His remarks document his first-hand experience of an earlier perilous moment in U.S. banking history. Alas, the Counterfeit Detector in question is not further identified, nor are the notes in question or the names of the four failed banks. I have transcribed the pages verbatim
Philadelphia, January to March, 1842
Wishing to borrow some books at a circulating library, I presented several dollar notes as a deposit. At home there might have been a ringing of coin upon the counter, to ascertain whether it was true or counterfeit; here the shopwoman referred to a small pamphlet, re-edited "semi-monthly," called a "Detector," and containing an interminable list of banks in all parts of the Union, with information as to their present condition, whether solvent or not, and whether paying in specie, and adding a description of "spurious notes."
After a slight hesitation, the perplexed librarian shook her head, and declaring her belief that my notes were as good as any others, said, if I would promise to take them back again on my return, and pay her in cash, I might have the volumes.
It often happened that when we offered to buy articles of small value in shops, or fruit in the market, the venders [sic] declined to have any dealings with us, unless we paid in specie.

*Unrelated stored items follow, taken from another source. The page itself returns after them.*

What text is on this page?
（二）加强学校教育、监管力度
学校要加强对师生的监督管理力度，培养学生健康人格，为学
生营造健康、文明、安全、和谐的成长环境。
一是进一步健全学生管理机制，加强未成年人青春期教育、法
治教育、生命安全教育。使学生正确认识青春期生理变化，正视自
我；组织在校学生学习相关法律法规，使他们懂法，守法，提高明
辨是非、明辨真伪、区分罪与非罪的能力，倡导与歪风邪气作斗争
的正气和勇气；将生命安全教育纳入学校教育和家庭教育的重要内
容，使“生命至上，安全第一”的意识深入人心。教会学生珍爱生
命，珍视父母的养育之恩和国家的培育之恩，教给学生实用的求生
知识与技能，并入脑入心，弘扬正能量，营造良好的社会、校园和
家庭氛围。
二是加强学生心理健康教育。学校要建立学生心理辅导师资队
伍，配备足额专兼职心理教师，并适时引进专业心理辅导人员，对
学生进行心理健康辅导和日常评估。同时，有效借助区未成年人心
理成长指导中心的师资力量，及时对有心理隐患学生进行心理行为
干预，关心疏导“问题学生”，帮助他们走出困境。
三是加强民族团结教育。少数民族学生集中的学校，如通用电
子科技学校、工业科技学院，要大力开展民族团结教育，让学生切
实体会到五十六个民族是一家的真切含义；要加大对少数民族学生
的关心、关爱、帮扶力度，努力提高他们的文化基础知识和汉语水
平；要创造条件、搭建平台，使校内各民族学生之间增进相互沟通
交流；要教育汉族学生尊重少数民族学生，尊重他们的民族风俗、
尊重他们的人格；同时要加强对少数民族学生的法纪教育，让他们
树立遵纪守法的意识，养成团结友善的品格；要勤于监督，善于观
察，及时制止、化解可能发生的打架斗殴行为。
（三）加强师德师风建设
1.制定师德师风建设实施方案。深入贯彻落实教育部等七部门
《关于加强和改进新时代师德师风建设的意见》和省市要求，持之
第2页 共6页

They remarked that their change might in a few days be worth more than our paper. Many farmers and gardeners are ceasing to bring their produce to market, although the crops are very abundant, and prices are rising higher and higher, as if the city was besieged.
My American friends, anxious that I should not be a loser, examined all my dollar notes, and persuaded me, before I set out on my travels, to convert them into gold, at a discount of eight per cent. In less than four weeks after this transaction, there was a general return to cash payments, and the four banks by which the greater part of my paper had been issued, all failed.